[OSM-legal-talk] Someone already had a look at the Bing TermsofUse?

Anthony osm at inbox.org
Sun Dec 19 20:59:28 GMT 2010


On Sun, Dec 19, 2010 at 3:44 PM, Simon Poole <simon at poole.ch> wrote:
> Because your statement is simply wrong in the generality you made it.

Then show why I'm wrong, don't say that I may be right in some
jurisdictions and you aren't sure if I'm right in others.

> For example in Germany simple "Lichtbilder"  (which would include areial
> photographs) have the same protection as photographic works of art
> ("Lichtbildwerke") with the exception of the proctection term. And there is
> at least one German higher court judgement in which tracing a non-artistic
> photograph was considered copyright infringement

None of that even shows that German courts use the term "derivative
work", let alone define tracings of aerial photographs to be under the
definition of that term.  And the license being provided by Microsoft
isn't even governed under the laws of Germany anyway.

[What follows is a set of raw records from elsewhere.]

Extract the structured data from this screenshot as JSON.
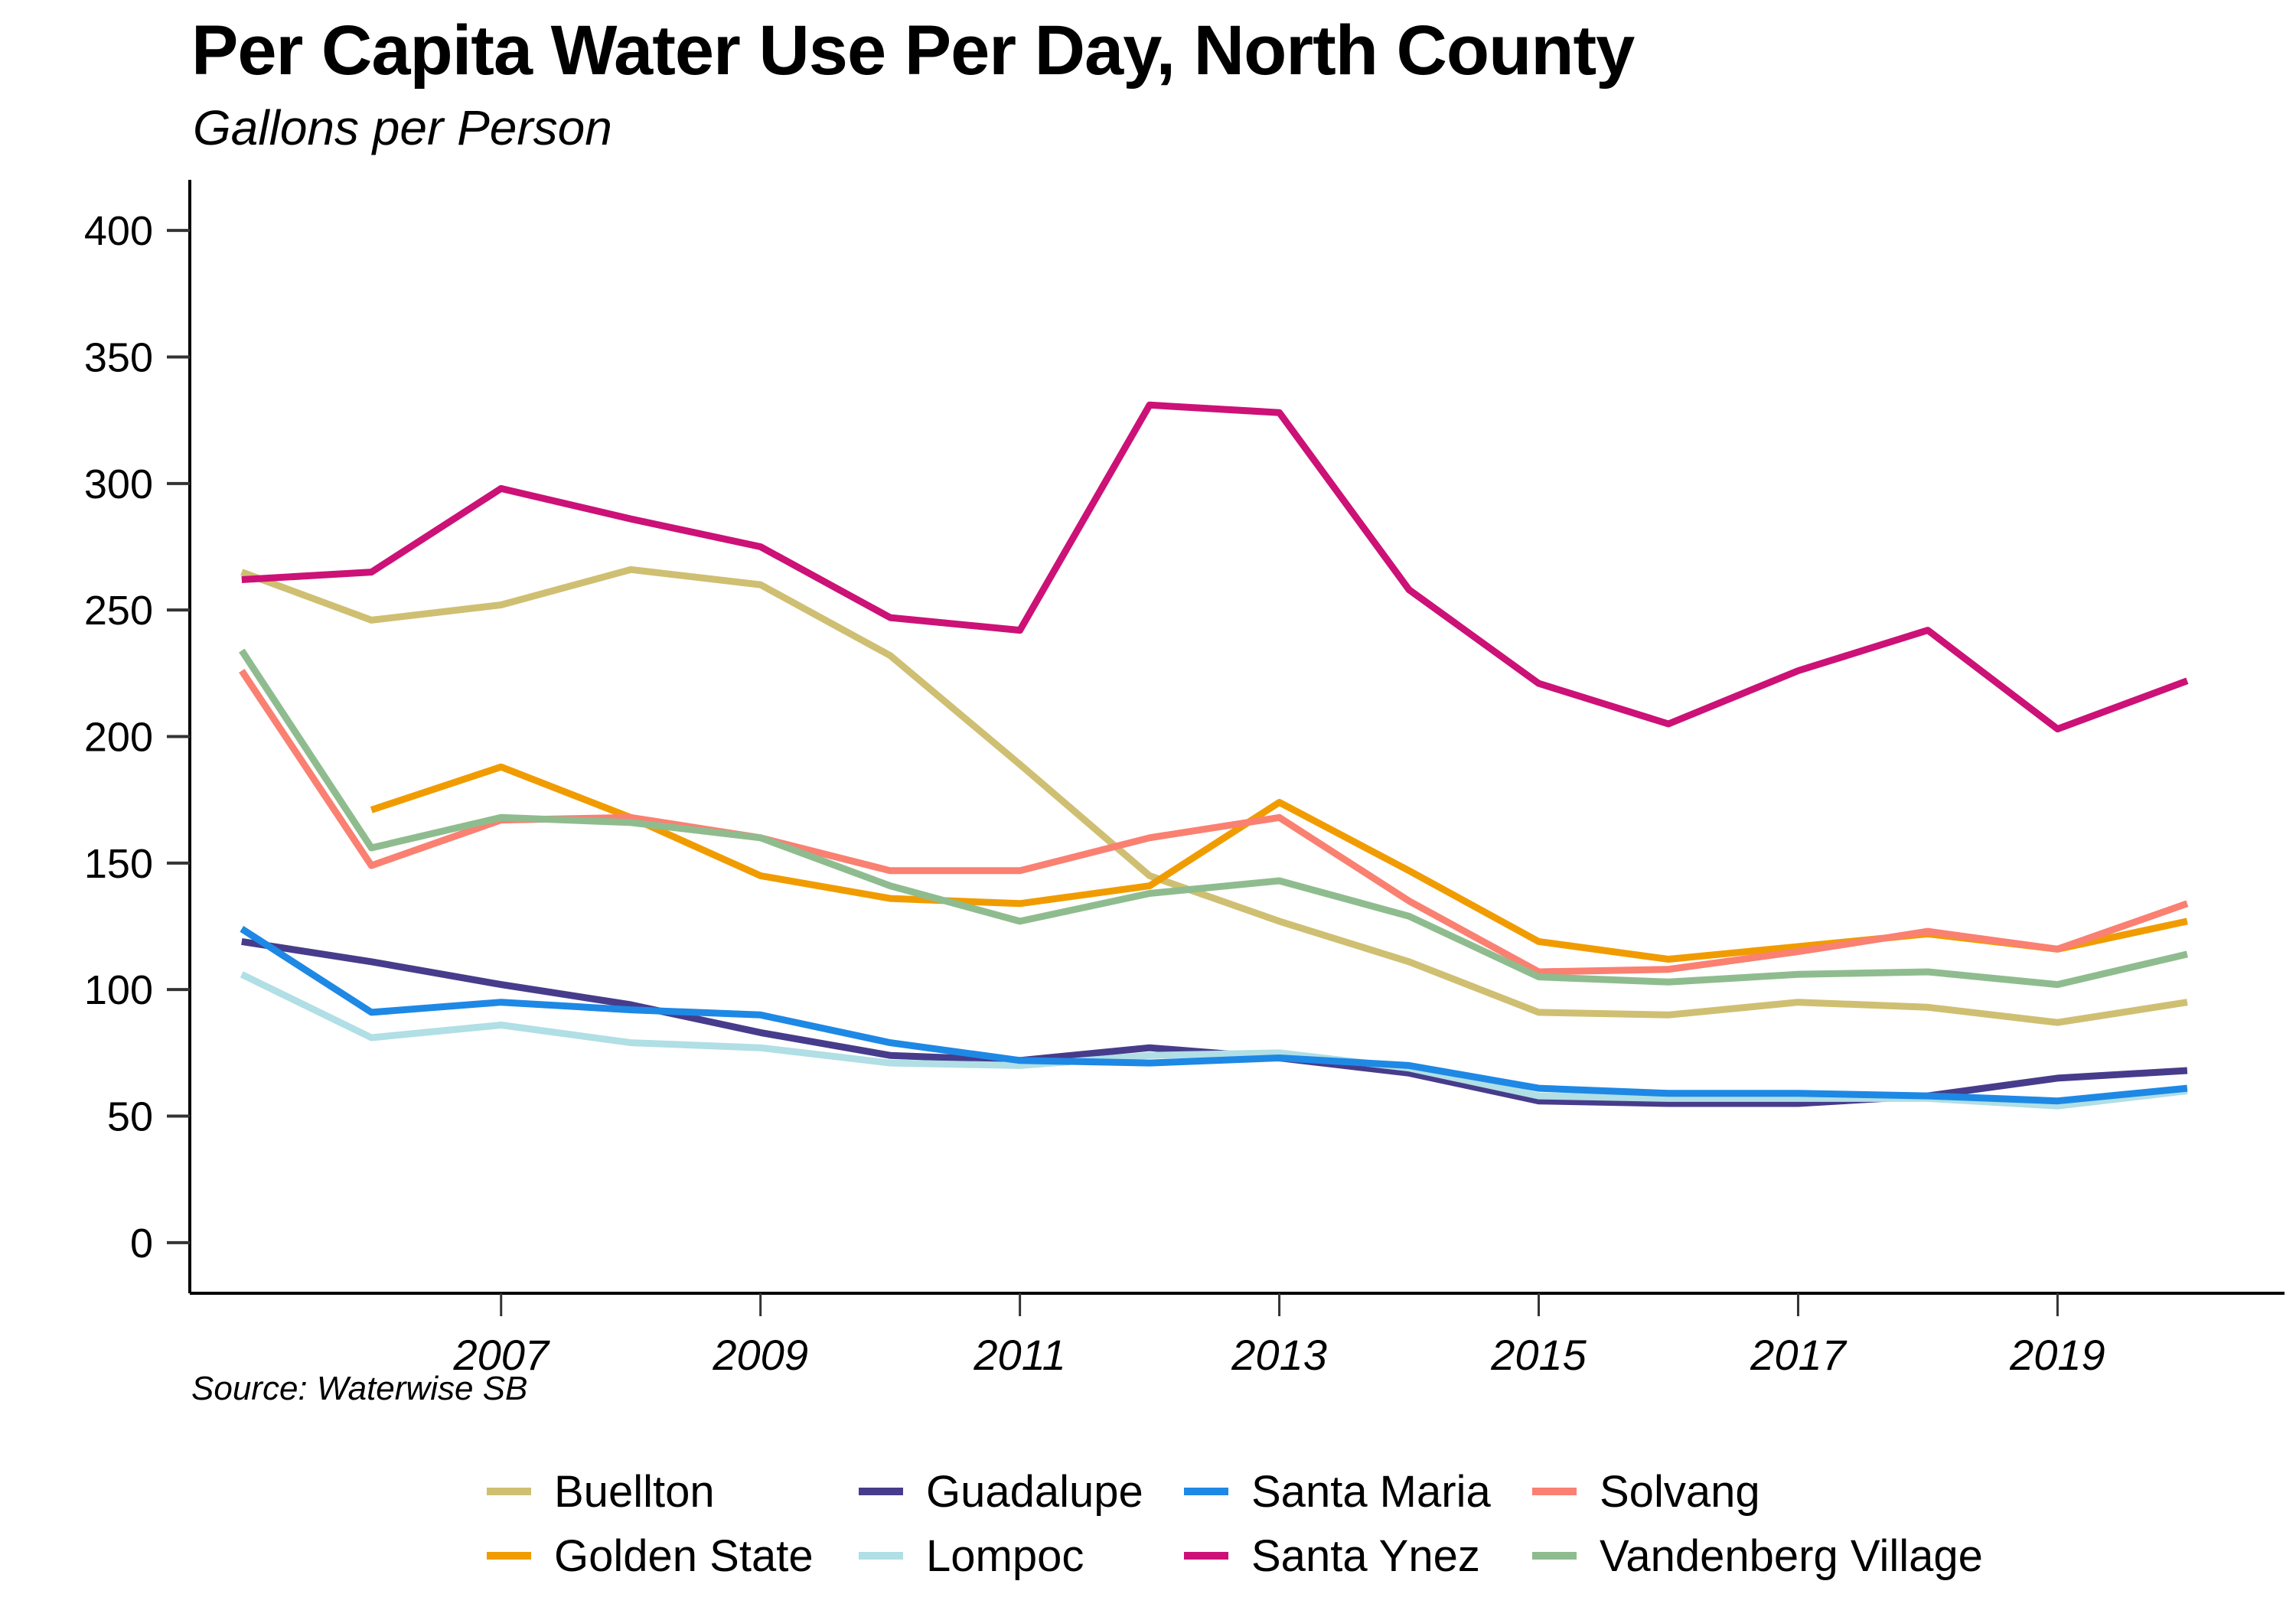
{
  "chart_data": {
    "type": "line",
    "title": "Per Capita Water Use Per Day, North County",
    "subtitle": "Gallons per Person",
    "source": "Source: Waterwise SB",
    "xlabel": "",
    "ylabel": "",
    "x": [
      2005,
      2006,
      2007,
      2008,
      2009,
      2010,
      2011,
      2012,
      2013,
      2014,
      2015,
      2016,
      2017,
      2018,
      2019,
      2020
    ],
    "xticks": [
      2007,
      2009,
      2011,
      2013,
      2015,
      2017,
      2019
    ],
    "xtick_labels": [
      "2007",
      "2009",
      "2011",
      "2013",
      "2015",
      "2017",
      "2019"
    ],
    "yticks": [
      0,
      50,
      100,
      150,
      200,
      250,
      300,
      350,
      400
    ],
    "ytick_labels": [
      "0",
      "50",
      "100",
      "150",
      "200",
      "250",
      "300",
      "350",
      "400"
    ],
    "xlim": [
      2004.6,
      2020.75
    ],
    "ylim": [
      -20,
      420
    ],
    "grid": false,
    "legend_position": "bottom",
    "series": [
      {
        "name": "Buellton",
        "color": "#CFBF72",
        "values": [
          265,
          246,
          252,
          266,
          260,
          232,
          189,
          145,
          127,
          111,
          91,
          90,
          95,
          93,
          87,
          95
        ]
      },
      {
        "name": "Golden State",
        "color": "#F09C00",
        "values": [
          null,
          171,
          188,
          168,
          145,
          136,
          134,
          141,
          174,
          147,
          119,
          112,
          117,
          122,
          116,
          127
        ]
      },
      {
        "name": "Guadalupe",
        "color": "#473C8B",
        "values": [
          119,
          111,
          102,
          94,
          83,
          74,
          72,
          77,
          73,
          67,
          56,
          55,
          55,
          58,
          65,
          68
        ]
      },
      {
        "name": "Lompoc",
        "color": "#B0DFE5",
        "values": [
          106,
          81,
          86,
          79,
          77,
          71,
          70,
          74,
          75,
          69,
          58,
          57,
          57,
          57,
          54,
          60
        ]
      },
      {
        "name": "Santa Maria",
        "color": "#1E88E5",
        "values": [
          124,
          91,
          95,
          92,
          90,
          79,
          72,
          71,
          73,
          70,
          61,
          59,
          59,
          58,
          56,
          61
        ]
      },
      {
        "name": "Santa Ynez",
        "color": "#CC1177",
        "values": [
          262,
          265,
          298,
          286,
          275,
          247,
          242,
          331,
          328,
          258,
          221,
          205,
          226,
          242,
          203,
          222
        ]
      },
      {
        "name": "Solvang",
        "color": "#FA8072",
        "values": [
          226,
          149,
          167,
          168,
          160,
          147,
          147,
          160,
          168,
          135,
          107,
          108,
          115,
          123,
          116,
          134
        ]
      },
      {
        "name": "Vandenberg Village",
        "color": "#8FBC8F",
        "values": [
          234,
          156,
          168,
          166,
          160,
          141,
          127,
          138,
          143,
          129,
          105,
          103,
          106,
          107,
          102,
          114
        ]
      }
    ]
  },
  "legend": {
    "items": [
      {
        "label": "Buellton",
        "color": "#CFBF72"
      },
      {
        "label": "Guadalupe",
        "color": "#473C8B"
      },
      {
        "label": "Santa Maria",
        "color": "#1E88E5"
      },
      {
        "label": "Solvang",
        "color": "#FA8072"
      },
      {
        "label": "Golden State",
        "color": "#F09C00"
      },
      {
        "label": "Lompoc",
        "color": "#B0DFE5"
      },
      {
        "label": "Santa Ynez",
        "color": "#CC1177"
      },
      {
        "label": "Vandenberg Village",
        "color": "#8FBC8F"
      }
    ]
  }
}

If you go back to the statement that I was responding to, you'll see
that it said that the Microsoft license "makes no grants of rights to
publish derived works".  It didn't say anything about Lichtbilder laws
in Germany.

> PS: and the relevance is that very likely the majority of bing tracing right
> now is going on in -Germany-

And that matters why, exactly?  Why would Microsoft issue a license,
governed under the laws of the US, giving people permission to do
something which is not restricted under US law, and is not something
which Microsoft owns the rights to anyway?